Much Ado About Nothing
HER Productions, Unseemly Women and Girl Gang Manchester
Hope Mill Theatre, Manchester
Much Ado About Nothing is sometimes described as an early example of the romantic comedy genre. Certainly, all the standard features are present and correct—a couple whose squabbling conceals an attraction obvious to everyone but themselves, pompous self-important officials and a villain willing to cause trouble for no apparent reason.
Director Kayleigh Hawkins sets a bright and cheerful tone. The soldiers may be returning from war, but it must have been a light conflict as none shows any signs of trauma or indeed of a willingness to wear uniforms—Zoey Barnes costuming the cast in garish 1980s summer casuals. Jade Golding is the main beneficiary of the costumes, her stylish clothes combining with a commanding presence to emphasise Don Pedro’s authority and status.
The relaxed atmosphere is that of a long, warm summer garden party. Chloe Wyn’s set is an upmarket suburban back garden with fountain, timber decking and lounge chairs and is surprisingly adaptable into a venue for dances, two weddings and even a funeral.
Hawkins makes a few tweaks to the text, the most significant being Leonarto’s brother, Antonio, becomes his wife, Innogen, a development which helps explain the character’s devotion to Leonarto’s child. This is not the only point at which Hawkins guides the audience around some of the more puzzling aspects of the text. The permanently baffling idea of Don Pedro courting Hero (Mia Gibson) on behalf of Claudio (Daisie Moore) is played as a broad comic misunderstanding with characters eavesdropping and getting very over-excited in the background.
Hawkins does not hesitate to resolve the ‘did-they-or-didn’t they’ question hanging over the central characters. A prologue, staged as a pop video for a 1980s power ballad complete with flowing curtains, makes very clear Beatrice (Lucy Kierl) and Benedick (Rachel Gill Davies) previously had a relationship which did not end well.
The production is one to which it is easy to relate, the synchronised dancing in the garden party scene generating roars of recognition from those familiar with a girls’ night out.
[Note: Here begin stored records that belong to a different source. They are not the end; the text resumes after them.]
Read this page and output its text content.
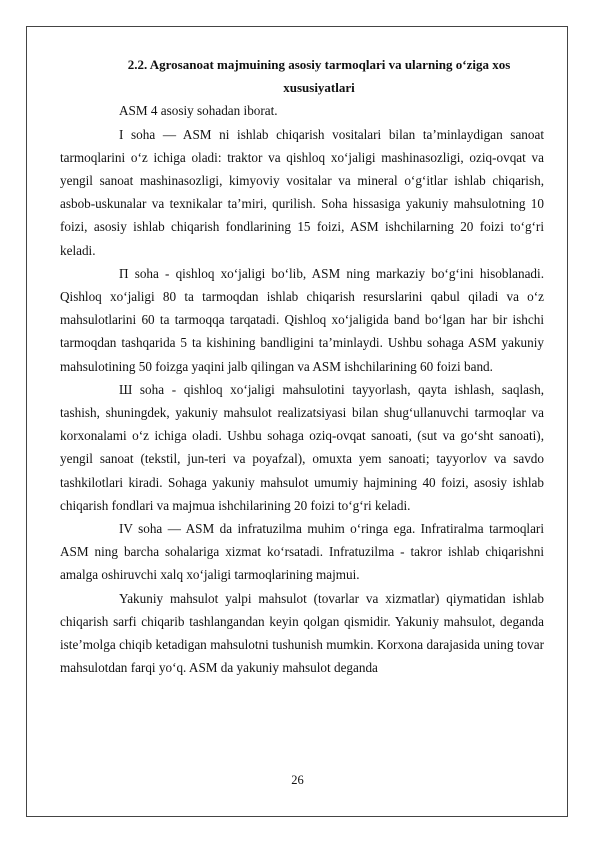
2.2. Agrosanoat majmuining asosiy tarmoqlari va ularning o‘ziga xos
xususiyatlari

ASM 4 asosiy sohadan iborat.

I soha — ASM ni ishlab chiqarish vositalari bilan ta’minlaydigan sanoat tarmoqlarini o‘z ichiga oladi: traktor va qishloq xo‘jaligi mashinasozligi, oziq-ovqat va yengil sanoat mashinasozligi, kimyoviy vositalar va mineral o‘g‘itlar ishlab chiqarish, asbob-uskunalar va texnikalar ta’miri, qurilish. Soha hissasiga yakuniy mahsulotning 10 foizi, asosiy ishlab chiqarish fondlarining 15 foizi, ASM ishchilarning 20 foizi to‘g‘ri keladi.

П soha - qishloq xo‘jaligi bo‘lib, ASM ning markaziy bo‘g‘ini hisoblanadi. Qishloq xo‘jaligi 80 ta tarmoqdan ishlab chiqarish resurslarini qabul qiladi va o‘z mahsulotlarini 60 ta tarmoqqa tarqatadi. Qishloq xo‘jaligida band bo‘lgan har bir ishchi tarmoqdan tashqarida 5 ta kishining bandligini ta’minlaydi. Ushbu sohaga ASM yakuniy mahsulotining 50 foizga yaqini jalb qilingan va ASM ishchilarining 60 foizi band.

Ш soha - qishloq xo‘jaligi mahsulotini tayyorlash, qayta ishlash, saqlash, tashish, shuningdek, yakuniy mahsulot realizatsiyasi bilan shug‘ullanuvchi tarmoqlar va korxonalami o‘z ichiga oladi. Ushbu sohaga oziq-ovqat sanoati, (sut va go‘sht sanoati), yengil sanoat (tekstil, jun-teri va poyafzal), omuxta yem sanoati; tayyorlov va savdo tashkilotlari kiradi. Sohaga yakuniy mahsulot umumiy hajmining 40 foizi, asosiy ishlab chiqarish fondlari va majmua ishchilarining 20 foizi to‘g‘ri keladi.

IV soha — ASM da infratuzilma muhim o‘ringa ega. Infratiralma tarmoqlari ASM ning barcha sohalariga xizmat ko‘rsatadi. Infratuzilma - takror ishlab chiqarishni amalga oshiruvchi xalq xo‘jaligi tarmoqlarining majmui.

Yakuniy mahsulot yalpi mahsulot (tovarlar va xizmatlar) qiymatidan ishlab chiqarish sarfi chiqarib tashlangandan keyin qolgan qismidir. Yakuniy mahsulot, deganda iste’molga chiqib ketadigan mahsulotni tushunish mumkin. Korxona darajasida uning tovar mahsulotdan farqi yo‘q. ASM da yakuniy mahsulot deganda

26
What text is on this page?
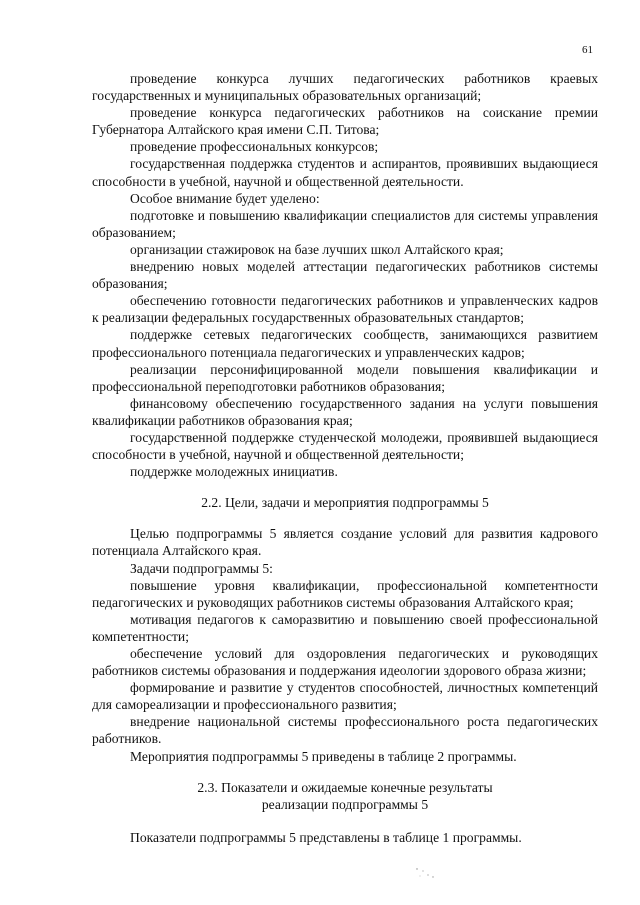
61

проведение конкурса лучших педагогических работников краевых государственных и муниципальных образовательных организаций;

проведение конкурса педагогических работников на соискание премии Губернатора Алтайского края имени С.П. Титова;

проведение профессиональных конкурсов;

государственная поддержка студентов и аспирантов, проявивших выдающиеся способности в учебной, научной и общественной деятельности.

Особое внимание будет уделено:

подготовке и повышению квалификации специалистов для системы управления образованием;

организации стажировок на базе лучших школ Алтайского края;

внедрению новых моделей аттестации педагогических работников системы образования;

обеспечению готовности педагогических работников и управленческих кадров к реализации федеральных государственных образовательных стандартов;

поддержке сетевых педагогических сообществ, занимающихся развитием профессионального потенциала педагогических и управленческих кадров;

реализации персонифицированной модели повышения квалификации и профессиональной переподготовки работников образования;

финансовому обеспечению государственного задания на услуги повышения квалификации работников образования края;

государственной поддержке студенческой молодежи, проявившей выдающиеся способности в учебной, научной и общественной деятельности;

поддержке молодежных инициатив.

2.2. Цели, задачи и мероприятия подпрограммы 5

Целью подпрограммы 5 является создание условий для развития кадрового потенциала Алтайского края.

Задачи подпрограммы 5:

повышение уровня квалификации, профессиональной компетентности педагогических и руководящих работников системы образования Алтайского края;

мотивация педагогов к саморазвитию и повышению своей профессиональной компетентности;

обеспечение условий для оздоровления педагогических и руководящих работников системы образования и поддержания идеологии здорового образа жизни;

формирование и развитие у студентов способностей, личностных компетенций для самореализации и профессионального развития;

внедрение национальной системы профессионального роста педагогических работников.

Мероприятия подпрограммы 5 приведены в таблице 2 программы.

2.3. Показатели и ожидаемые конечные результаты

реализации подпрограммы 5

Показатели подпрограммы 5 представлены в таблице 1 программы.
The cast is strong; unusually, Mia Gibson shows Hero as more than just a dutiful daughter being outraged at the unfair way she is treated. Daisie Moore avoids any suggestion Claudio might be a chancer after a wealthy man’s daughter by making Claudio a genuine romantic. Don John is an underdeveloped villain but Amy Dewsnip’s mood swings from robotic aloofness to tantrums at her underlings suggests a disturbed mind. Fiona Scott milks the plumb comic role of Dogberry to maximum effect, playing the character as a condescending Tory lady much too proud of overseeing the local Neighbourhood Watch.
The concept of opposites attracting as much as wits clashing is at the heart of the relationship between Beatrice and Benedick. Lucy Kierl plays Beatrice as fashion conscious with a probing intellect and sharp tongue. Rachel Gill Davies as Benedick spends much of the first act hungover and looking like she has been dragged backwards through a hedge. When tricked into love, Benedick goes for full giddy ecstasy compared to the more dignified (and exasperated) response of Beatrice. The comic nature of the squabbles between the pair is apparent in their first encounter where, as they argue, the rest of the cast watch, as if at a tennis match.
Much Ado About Nothing is a bright and cheerful show, perfect for a summer’s evening.